Introductory and advanced topics representing current research in approximation and optimization techniques for various application problems. Topics include recent developments in algorithms, their analysis, and applications such as data fitting and pattern separation. Prerequisites: permission of the graduate program director.

MATH 825. Computational Fluid Dynamics and Solid Mechanics. 3 Credits.

An introduction to the theory and methodology of computational fluid dynamics and solid mechanics, with an emphasis on the interplay of the two fields, the study of fluid-structure interactions. Topics will include numerical methods for Navier-Stokes equations, computational techniques for free surfaces, theory of Lagrange multipliers, constrained dynamic problems, fluid-structure coupling problems, differential-algebraic equations, and others. Prerequisites: MATH 501, MATH 508 and MATH 509.

MATH 845. Transform Methods. 3 Credits.

Use of integral transforms for students of applied mathematics, physics and engineering. Integral transforms studied are Laplace, Fourier, Hankel, finite Z-transforms and other special transforms. Prerequisites: MATH 691 and MATH 692.

MATH 850. Calculus of Variations. 3 Credits.

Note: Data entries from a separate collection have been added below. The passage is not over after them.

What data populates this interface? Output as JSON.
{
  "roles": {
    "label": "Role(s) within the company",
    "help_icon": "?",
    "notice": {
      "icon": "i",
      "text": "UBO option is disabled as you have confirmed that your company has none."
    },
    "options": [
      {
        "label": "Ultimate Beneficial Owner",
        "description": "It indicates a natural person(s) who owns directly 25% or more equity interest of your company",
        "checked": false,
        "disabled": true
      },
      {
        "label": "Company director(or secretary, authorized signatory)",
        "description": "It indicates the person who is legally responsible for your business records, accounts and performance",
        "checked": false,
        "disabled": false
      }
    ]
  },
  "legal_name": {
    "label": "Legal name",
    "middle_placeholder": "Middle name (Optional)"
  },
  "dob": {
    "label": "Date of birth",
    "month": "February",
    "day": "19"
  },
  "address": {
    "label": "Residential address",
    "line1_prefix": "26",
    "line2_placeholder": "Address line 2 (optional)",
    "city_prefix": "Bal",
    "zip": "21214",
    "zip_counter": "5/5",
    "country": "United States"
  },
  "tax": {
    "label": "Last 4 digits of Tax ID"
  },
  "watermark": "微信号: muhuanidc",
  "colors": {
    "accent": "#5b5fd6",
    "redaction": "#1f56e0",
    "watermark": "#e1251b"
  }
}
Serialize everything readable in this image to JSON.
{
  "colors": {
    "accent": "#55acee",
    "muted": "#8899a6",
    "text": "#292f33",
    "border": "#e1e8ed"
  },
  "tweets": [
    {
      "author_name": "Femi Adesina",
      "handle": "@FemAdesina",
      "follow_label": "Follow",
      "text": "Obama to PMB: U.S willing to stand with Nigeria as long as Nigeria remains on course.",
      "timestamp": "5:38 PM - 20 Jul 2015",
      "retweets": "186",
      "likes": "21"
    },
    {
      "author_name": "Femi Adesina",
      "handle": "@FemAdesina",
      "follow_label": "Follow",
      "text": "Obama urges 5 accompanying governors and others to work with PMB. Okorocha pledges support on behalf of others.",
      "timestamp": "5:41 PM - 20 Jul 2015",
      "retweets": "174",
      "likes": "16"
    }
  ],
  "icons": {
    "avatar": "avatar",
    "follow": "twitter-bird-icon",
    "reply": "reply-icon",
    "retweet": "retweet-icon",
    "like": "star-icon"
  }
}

Maximum and minimum techniques in calculus and dynamic programming. Derivation of Euler-Lagrange equations for a variety of conditions, formulation of extremum problems with side conditions for ordinary and partial differential equations. Application to dynamics, elasticity, heat and mass transfer, energy principles and finite element techniques. Prerequisites: MATH 691 and MATH 692.

MATH 855. Introduction to Kinetic Theory and Mesoscopic Methods for Computational Mechanics I. 3 Credits.

The goal of this course is to provide an introduction to kinetic theory and nonequilibrium statistical mechanics, which bridges the microscopic theories and the macroscopic continuum theories of flows. Topics include the molecular dynamics of N particles, Hamiltonian equation, Liouville equation, Boltzmann equation, binary collision, linearized collision operator and its eigen theory, the H-theorem and irreversibility, calculation of the transport coefficients. Prerequisites: MATH 501 or MATH 691 or permission of the instructor.

MATH 856. Introduction to Kinetic Theory and Mesoscopic Methods for Computational Mechanics II. 3 Credits.

Prerequisites: MATH 755/MATH 855. This is the second part of the study of the interaction between kinetic theory and nonequilibrium statistical mechanics. Models of Boltzmann equation and numerical techniques for hydrodynamic equations (Euler and Navier-Stokes equations) and the Boltzmann equation are studied. Topics include Non-normal and moment method, Maxwell’s moment method, BGK model equation, gas mixtures and transport phenomena in mixtures, the Wang-Chang-Uhlenbeck equation, Enskog equation for dense gases, the lattice Boltzmann equation for incompressible flows, the gas-kinetic scheme for compressible flows and the Direct Simulation Monte Carlo (DSMC) method.

MATH 895. Seminar in Mathematics. 1-3 Credits.

1-3 credits. Prerequisite: permission of the instructor.

MATH 896. Topics in Mathematics. 1-3 Credits.

1-3 credits. Prerequisite: permission of the instructor.

MATH 897. Topics in Mathematics. 1-3 Credits.

MATH 898. Research. 1-9 Credits.

MATH 899. Dissertation. 1-9 Credits.

MATH 999. Doctoral Graduate Credit. 1 Credit.

This course is a pass/fail course doctoral students may take to maintain active status after successfully passing the candidacy examination. All doctoral students are required to be registered for at least one graduate credit hour every semester until their graduation.